Re: (simple?) problem with multiplication
"Paul" <pchristor@yahoo.co.uk> wrote in message
news:wkbNp.27837$nY6.17449@newsfe23.ams2...
"Pete Becker" <pete@versatilecoding.com> wrote in message
news:2011062416262439377-pete@versatilecodingcom...
On 2011-06-24 14:28:09 -0400, Kai-Uwe Bux said:
Pete Becker wrote:
On 2011-06-24 14:07:45 -0400, Kai-Uwe Bux said:
Pete Becker wrote:
On 2011-06-24 13:09:56 -0400, SG said:
In case this hasn't been mentioned already (I just skimmed this
thread):
(a*b)%B = ((a%B)*(b%B))%B
Yes, but it doesn't solve the problem. :-( Suppose a*b overflows and
that B is greater than both a and b. Then a%B is a, and b%B is b;
then
(a%B)*(b%B) is a*b, and it overflows.
Another approach is brute force: write double-precision
multiplication
and division routines; not too hard, but involves tedious details;
That seems to be vicious snipping on your part. SG said:
"Vicious"? Really?
Yes.
(a*b)%B = ((a%B)*(b%B))%B
The last expression can be computed with a modified double-and-add
algorithm for multiplication that includes the modulo reduction.

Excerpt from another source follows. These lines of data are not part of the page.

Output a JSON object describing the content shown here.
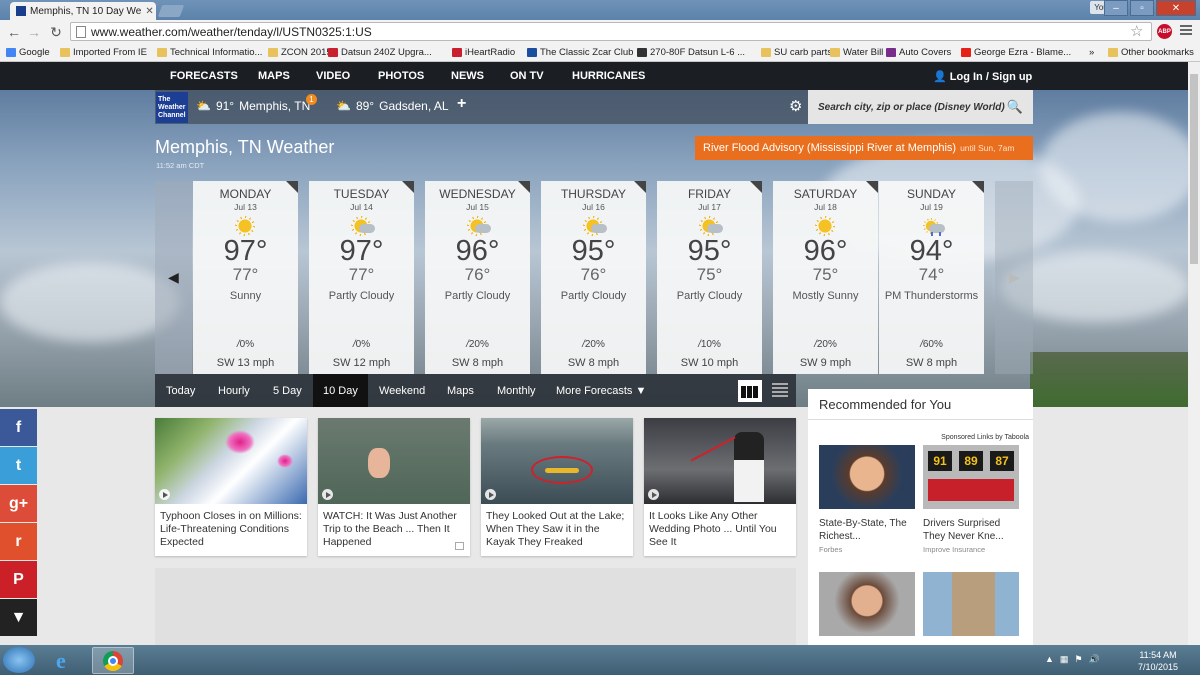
{
  "browser": {
    "tab_title": "Memphis, TN 10 Day We",
    "user_badge": "You",
    "url": "www.weather.com/weather/tenday/l/USTN0325:1:US",
    "bookmarks": [
      {
        "label": "Google",
        "color": "#4285f4"
      },
      {
        "label": "Imported From IE",
        "color": "#e8c25c"
      },
      {
        "label": "Technical Informatio...",
        "color": "#e8c25c"
      },
      {
        "label": "ZCON 2015",
        "color": "#e8c25c"
      },
      {
        "label": "Datsun 240Z Upgra...",
        "color": "#c8202f"
      },
      {
        "label": "iHeartRadio",
        "color": "#c8202f"
      },
      {
        "label": "The Classic Zcar Club",
        "color": "#1a4fa0"
      },
      {
        "label": "270-80F Datsun L-6 ...",
        "color": "#333333"
      },
      {
        "label": "SU carb parts",
        "color": "#e8c25c"
      },
      {
        "label": "Water Bill",
        "color": "#e8c25c"
      },
      {
        "label": "Auto Covers",
        "color": "#7a2c8c"
      },
      {
        "label": "George Ezra - Blame...",
        "color": "#e62117"
      }
    ],
    "bookmarks_more": "»",
    "other_bookmarks": "Other bookmarks"
  },
  "site": {
    "nav": [
      "FORECASTS",
      "MAPS",
      "VIDEO",
      "PHOTOS",
      "NEWS",
      "ON TV",
      "HURRICANES"
    ],
    "login": "Log In",
    "login_sep": "/",
    "signup": "Sign up",
    "logo": [
      "The",
      "Weather",
      "Channel"
    ],
    "locations": [
      {
        "temp": "91°",
        "name": "Memphis, TN",
        "badge": "1"
      },
      {
        "temp": "89°",
        "name": "Gadsden, AL"
      }
    ],
    "search_placeholder": "Search city, zip or place (Disney World)",
    "city_title": "Memphis, TN Weather",
    "city_time": "11:52 am CDT",
    "advisory": "River Flood Advisory (Mississippi River at Memphis)",
    "advisory_until": "until Sun, 7am"
  },
  "forecast": [
    {
      "day": "MONDAY",
      "date": "Jul 13",
      "hi": "97°",
      "lo": "77°",
      "cond": "Sunny",
      "precip": "0%",
      "wind": "SW 13 mph",
      "icon": "sun"
    },
    {
      "day": "TUESDAY",
      "date": "Jul 14",
      "hi": "97°",
      "lo": "77°",
      "cond": "Partly Cloudy",
      "precip": "0%",
      "wind": "SW 12 mph",
      "icon": "partly-cloudy"
    },
    {
      "day": "WEDNESDAY",
      "date": "Jul 15",
      "hi": "96°",
      "lo": "76°",
      "cond": "Partly Cloudy",
      "precip": "20%",
      "wind": "SW 8 mph",
      "icon": "partly-cloudy"
    },
    {
      "day": "THURSDAY",
      "date": "Jul 16",
      "hi": "95°",
      "lo": "76°",
      "cond": "Partly Cloudy",
      "precip": "20%",
      "wind": "SW 8 mph",
      "icon": "partly-cloudy"
    },
    {
      "day": "FRIDAY",
      "date": "Jul 17",
      "hi": "95°",
      "lo": "75°",
      "cond": "Partly Cloudy",
      "precip": "10%",
      "wind": "SW 10 mph",
      "icon": "partly-cloudy"
    },
    {
      "day": "SATURDAY",
      "date": "Jul 18",
      "hi": "96°",
      "lo": "75°",
      "cond": "Mostly Sunny",
      "precip": "20%",
      "wind": "SW 9 mph",
      "icon": "sun"
    },
    {
      "day": "SUNDAY",
      "date": "Jul 19",
      "hi": "94°",
      "lo": "74°",
      "cond": "PM Thunderstorms",
      "precip": "60%",
      "wind": "SW 8 mph",
      "icon": "thunderstorm"
    }
  ],
  "subnav": [
    "Today",
    "Hourly",
    "5 Day",
    "10 Day",
    "Weekend",
    "Maps",
    "Monthly",
    "More Forecasts ▼"
  ],
  "subnav_active": "10 Day",
  "social": [
    {
      "label": "f",
      "color": "#3b5998"
    },
    {
      "label": "t",
      "color": "#3a9fd9"
    },
    {
      "label": "g+",
      "color": "#dd4b39"
    },
    {
      "label": "r",
      "color": "#e0502d"
    },
    {
      "label": "P",
      "color": "#cb2027"
    },
    {
      "label": "▼",
      "color": "#222222"
    }
  ],
  "news": [
    {
      "text": "Typhoon Closes in on Millions: Life-Threatening Conditions Expected"
    },
    {
      "text": "WATCH: It Was Just Another Trip to the Beach ... Then It Happened"
    },
    {
      "text": "They Looked Out at the Lake; When They Saw it in the Kayak They Freaked"
    },
    {
      "text": "It Looks Like Any Other Wedding Photo ... Until You See It"
    }
  ],
  "recommended": {
    "title": "Recommended for You",
    "sponsored": "Sponsored Links by Taboola",
    "items": [
      {
        "title": "State-By-State, The Richest...",
        "source": "Forbes"
      },
      {
        "title": "Drivers Surprised They Never Kne...",
        "source": "Improve Insurance"
      }
    ],
    "gas_prices": [
      "91",
      "89",
      "87"
    ]
  },
  "taskbar": {
    "time": "11:54 AM",
    "date": "7/10/2015"
  }
}
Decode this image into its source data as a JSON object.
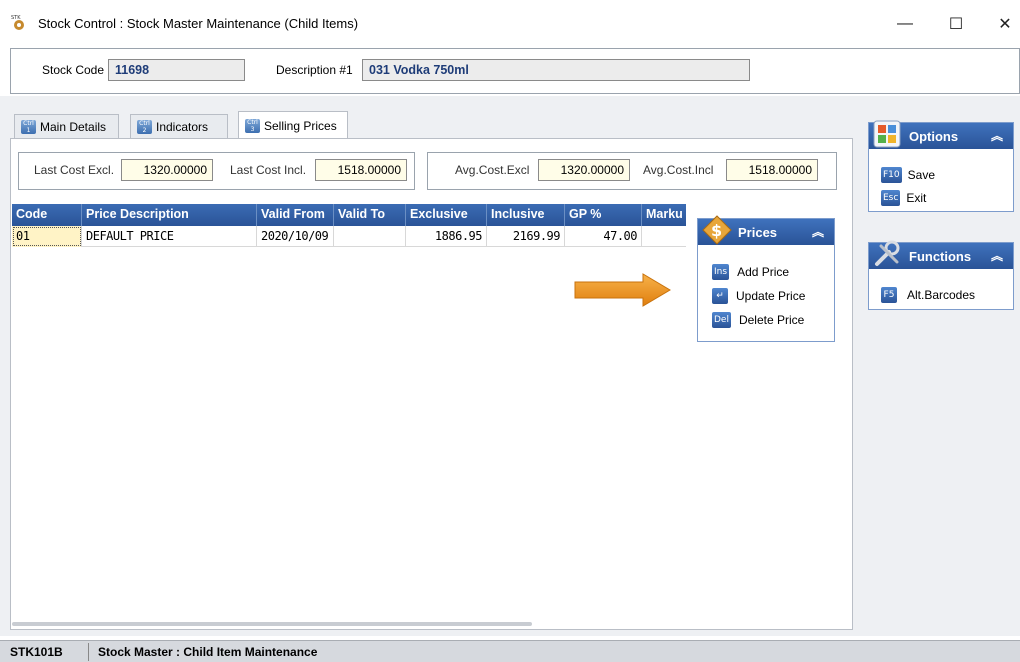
{
  "window": {
    "title": "Stock Control : Stock Master Maintenance (Child Items)",
    "app_icon": "stk-app-icon",
    "minimize": "—",
    "maximize": "☐",
    "close": "✕"
  },
  "header": {
    "stock_code_label": "Stock Code",
    "stock_code_value": "11698",
    "description_label": "Description #1",
    "description_value": "031 Vodka 750ml"
  },
  "tabs": [
    {
      "label": "Main Details",
      "key": "Ctrl 1",
      "active": false
    },
    {
      "label": "Indicators",
      "key": "Ctrl 2",
      "active": false
    },
    {
      "label": "Selling Prices",
      "key": "Ctrl 3",
      "active": true
    }
  ],
  "costs": {
    "last_cost_excl_label": "Last Cost Excl.",
    "last_cost_excl_value": "1320.00000",
    "last_cost_incl_label": "Last Cost Incl.",
    "last_cost_incl_value": "1518.00000",
    "avg_cost_excl_label": "Avg.Cost.Excl",
    "avg_cost_excl_value": "1320.00000",
    "avg_cost_incl_label": "Avg.Cost.Incl",
    "avg_cost_incl_value": "1518.00000"
  },
  "grid": {
    "columns": [
      "Code",
      "Price Description",
      "Valid From",
      "Valid To",
      "Exclusive",
      "Inclusive",
      "GP %",
      "Marku"
    ],
    "rows": [
      [
        "01",
        "DEFAULT PRICE",
        "2020/10/09",
        "",
        "1886.95",
        "2169.99",
        "47.00",
        ""
      ]
    ]
  },
  "prices_panel": {
    "title": "Prices",
    "icon": "dollar-icon",
    "collapse_glyph": "≈",
    "items": [
      {
        "key": "Ins",
        "label": "Add Price"
      },
      {
        "key": "↵",
        "label": "Update Price"
      },
      {
        "key": "Del",
        "label": "Delete Price"
      }
    ]
  },
  "options_panel": {
    "title": "Options",
    "icon": "options-icon",
    "collapse_glyph": "≈",
    "items": [
      {
        "key": "F10",
        "label": "Save"
      },
      {
        "key": "Esc",
        "label": "Exit"
      }
    ]
  },
  "functions_panel": {
    "title": "Functions",
    "icon": "tools-icon",
    "collapse_glyph": "≈",
    "items": [
      {
        "key": "F5",
        "label": "Alt.Barcodes"
      }
    ]
  },
  "status": {
    "code": "STK101B",
    "text": "Stock Master : Child Item Maintenance"
  },
  "colors": {
    "header_blue": "#2a5397",
    "arrow_orange": "#f39b1c",
    "input_cream": "#fffde8"
  }
}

So, he did not rely on (a%B)*(b%B) not overflowing.
Um, if the expression ((a%B)*(b%B)) overflows the behavior is
undefined. "The last expression" is that result %B. If that's not your
interpretation, please allow for the possibility that others may have
read it differently without being "vicious".
A fair interpretation has to take into account the full material of the
text. How does your interpretation deal with the "can be compute with a
modified double-and-add algorithm for multiplication" part? That part
makes
it perfectly clear that SG did not intend (a%B)*(b%B) to be evaluated as
a C
expression. Your interpretation (forced upon readers of your posting by
leaving out the part it ignored) makes it sound as though he did. That
is
why I think your quoting was vicious: it left out a part that is crucial
to
the interpretation of the part that was quoted.
Okay. The signal to bullshit ratio in this newsgroup is fast approaching
zero. It's not worth the time spent reading it any more. Have a good
life.
Firstly I'm sorry to see that Pete has spat the dummy out.
Secondly I have found another solution to the given problem, for unsigned
integers only.
Multiplication of two matrices where:
m1 == size of smallest int (number of decimal digits).
m2 == size of largest int + (size of smallest int -1) x size of smallest
int.
For example with 43296x21 we would multiply:
6 0
9 6
2 9 [6x2 array.]
3 2
4 3
0 4
multiplied by....
1
2 [2x1 array]
The resulting array would be a 6x1 array containing:
[6 21 20 7 10 8]
Which we would then simply loop through taking modulo and carrying result.
I don't feel too well tonight so early to bed for me, I may do an
algorithm for this tomorrow if I feel better.
Note: m1*m2 != m2*m1.
HTH.
Ok this seems to do the trick:
#include <iostream>
#include <vector>
typedef unsigned int uint;
typedef std::vector<uint> v_uint;
v_uint int_to_vect(uint arg, uint B=10){
v_uint retv;
while(arg){
retv.push_back(arg%B);
arg/=B;
}
return retv;
}
uint mod_ab(uint a, uint b, uint exp=1, uint B=10){
v_uint v1= int_to_vect((a>=b)?a:b, B);
v_uint v2= int_to_vect((a>=b)?b:a, B);
int v1s= v1.size();
int v2s= (v2.size())-1;
uint retv=0;
uint mult=1;/*Annoying variable*/
for(int i=v2s; i>0; --i){
v1.push_back(0);
v1.insert(v1.begin(), 0);
}
v_uint vresult;
uint temp=0;
for(int i=0; i<(v1s+v2s) && i<exp; ++i, mult*=B){
for(int j=v2s; j>=0; --j){
temp+=v1[i+v2s-j]*v2[j];
}
retv += (temp%B)*mult;
temp = temp/B;
}
return retv;
}
int main(){
uint a=-1, b=-1;
std::cout<< mod_ab(a,b,3);
}
I haven't fully checked it as I just did it.
One thing that was annoying me was the need for the varaible mult.
All I need it for is to calculate B^i, which I was having problems
simplifying when i is zero.
I think it works for all bases up to max_value of uint but haven't checked
all that , it would probably be a good idea to make B unsigned and limit
that to max_base 255.